DuckDb Guide


DuckDb is an in-process SQL database. That's a mouthful but really matters is that it is a great way to query data locally on your machine. It's fast, feature rich and has a number of plugins that make it easy to pull various sources of data, from csv files, parquet files, to other databases like Postgres. In this guide, we'll show you how to get up and running with DuckDb locally with quary and give you the basics to understand the DuckDB template. We'll show you how to add data, transform it and test it.

Installation

DuckDb is bundled into Quary, so you don't need to install anything else other than Quary. If you haven't already, download Quary and install it.

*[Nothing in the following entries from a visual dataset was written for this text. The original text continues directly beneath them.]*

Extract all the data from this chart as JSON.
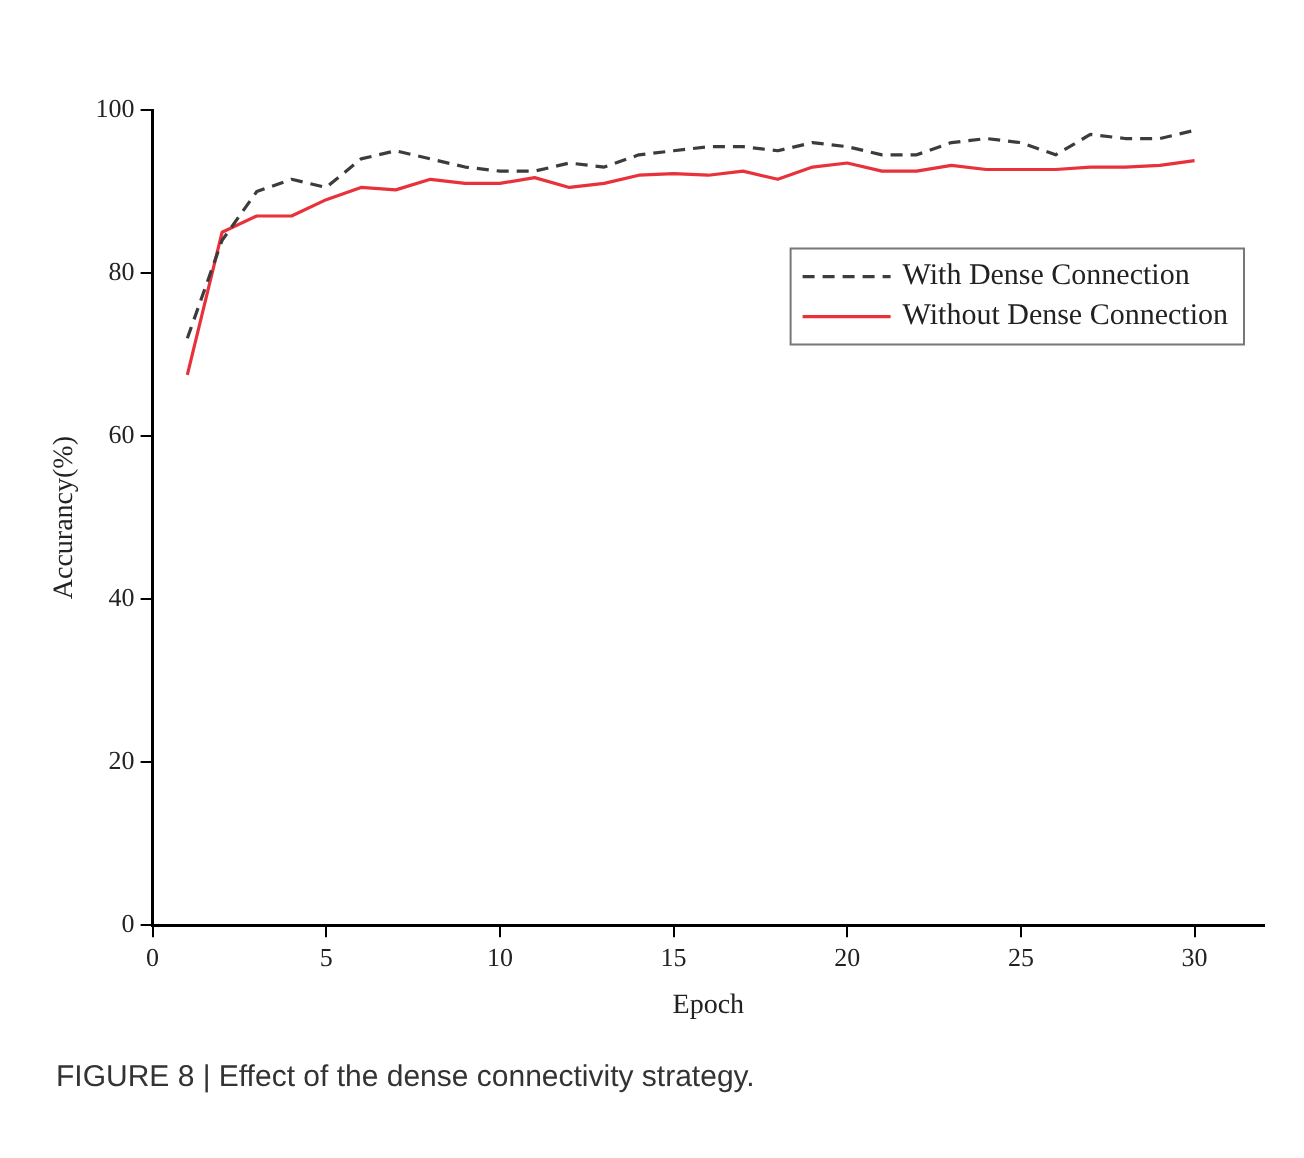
{
  "chart_data": {
    "type": "line",
    "xlabel": "Epoch",
    "ylabel": "Accurancy(%)",
    "x": [
      1,
      2,
      3,
      4,
      5,
      6,
      7,
      8,
      9,
      10,
      11,
      12,
      13,
      14,
      15,
      16,
      17,
      18,
      19,
      20,
      21,
      22,
      23,
      24,
      25,
      26,
      27,
      28,
      29,
      30
    ],
    "xlim": [
      0,
      32
    ],
    "xticks": [
      0,
      5,
      10,
      15,
      20,
      25,
      30
    ],
    "ylim": [
      0,
      100
    ],
    "yticks": [
      0,
      20,
      40,
      60,
      80,
      100
    ],
    "grid": false,
    "legend": "top right",
    "marker": "none",
    "series": [
      {
        "name": "With Dense Connection",
        "color": "#3c3c3c",
        "line_style": "dashed",
        "values": [
          72,
          84,
          90,
          91.5,
          90.5,
          94,
          95,
          94,
          93,
          92.5,
          92.5,
          93.5,
          93,
          94.5,
          95,
          95.5,
          95.5,
          95,
          96,
          95.5,
          94.5,
          94.5,
          96,
          96.5,
          96,
          94.5,
          97,
          96.5,
          96.5,
          97.5
        ]
      },
      {
        "name": "Without Dense Connection",
        "color": "#e8313a",
        "line_style": "solid",
        "values": [
          67.5,
          85,
          87,
          87,
          89,
          90.5,
          90.2,
          91.5,
          91,
          91,
          91.7,
          90.5,
          91,
          92,
          92.2,
          92,
          92.5,
          91.5,
          93,
          93.5,
          92.5,
          92.5,
          93.2,
          92.7,
          92.7,
          92.7,
          93,
          93,
          93.2,
          93.8
        ]
      }
    ],
    "annotations": [
      "FIGURE 8 | Effect of the dense connectivity strategy."
    ]
  }
}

Once you have Quary installed, both as a CLI and as VSCode extension, you can start using DuckDb with its full capability.

Demo Project

If you want to look at the DuckDb template, you can find it here. You can also use the template by running the following command in a new folder:

quary init --type=duckdb

This will create a new project with the DuckDb template. You can then open the project in VSCode and start working with it. Rather than do that though, this guide will walk you through the basics of DuckDb.

Starting From Scratch

Configuring DuckDb

To start from scratch, create a new folder. In that folder, let's create the config file for DuckDb. Create a new file called quary.yaml and add the following content:

duckdb:
  path: data.db

This tells Quary to use DuckDb and to store the database in a file called data.db. You can change the path to whatever you want.

Adding source data

Now that we have the config file, let's add some data. Create a new file called people.csv, place it in a folder called data and add the following content:

id,name,age
1,Alice,30
2,Bob,40
3,Charlie,50
4,Dave,45
5,Eve,35

This is a simple CSV file with three columns: id, name, and age. We'll use this file as the data source in DuckDb. To do this, create a folder called models and add a new file called sources.yaml with the following content:

sources:
  - name: people
    path: '"data/people.csv"'
    columns:
      - name: id
        tests:
          - type: unique
          - type: not_null
      - name: name
        tests:
          - type: not_null
      - name: age
        tests:
          - type: not_null
          - type: gte
            info:
              value: 0

The above file names the source people and tells Quary to use the people.csv file as the source. It also specifies the columns and their tests. The id column should be unique and not null, the name column should not be null, and the age column should not be null and greater than or equal to 0.

From the root of the project, run the following command. This will run the tests on the source and ensure that the data is valid.

quary test

At this point, your file structure should look like this and if that is the case you now have a source that you can use in DuckDb to start transforming data.

.
├── data
│   └── people.csv
├── models
│   └── sources.yaml
└── quary.yaml

Transforming data

Now that we have the source, let's query the data. Create a new file called age_distribution.sql in the models folder. In this file, we will write a SQL query to get the count of the number of people in each age group (1-10, 11-20, 21-30, etc.).

SELECT
  CASE
    WHEN age BETWEEN 1 AND 10 THEN '1-10'
    WHEN age BETWEEN 11 AND 20 THEN '11-20'
    WHEN age BETWEEN 21 AND 30 THEN '21-30'
    WHEN age BETWEEN 31 AND 40 THEN '31-40'
    WHEN age BETWEEN 41 AND 50 THEN '41-50'
    ELSE '51+'
  END AS age_group,
  COUNT(*) AS count
FROM q.people

That query groups the ages into different buckets and counts the number of people in each bucket. The q.people refers to the people source that we defined earlier. The name for a source is always q.<source_name> where the source name is the name of the source in the sources.yaml file. To build this query as a view in DuckDb, run the following command:

quary build

This will create the structure in the data.db file. You can now query the data using the duckdb CLI for example.

At this point, your file structure should look like this.

.
├── data
│   └── people.csv
├── models
│   └── sources.yaml
│   └── age_distribution.sql
└── quary.yaml

Testing transformation

In addition to building the view, you can also test the transformation. Create a new file called schema.yaml in the models folder and add the following content:

models:
- name: age_distribution
  columns:
  - name: age_group
    tests:
      - type: not_null
  - name: count
    tests:
      - type: not_null
      - type: gte
        info:
          value: "0"

This file specifies the tests for the age_distribution model. The age_group column should not be null and the count column should not be null and greater than or equal to 0. To run the tests, run the following command:

quary test

Note that the name of the model is inferred from the file name. The file name should be the name of the model with the extension .sql. Just like you can refer to a source using q.<source_name>, you can refer to a model using q.<model_name>.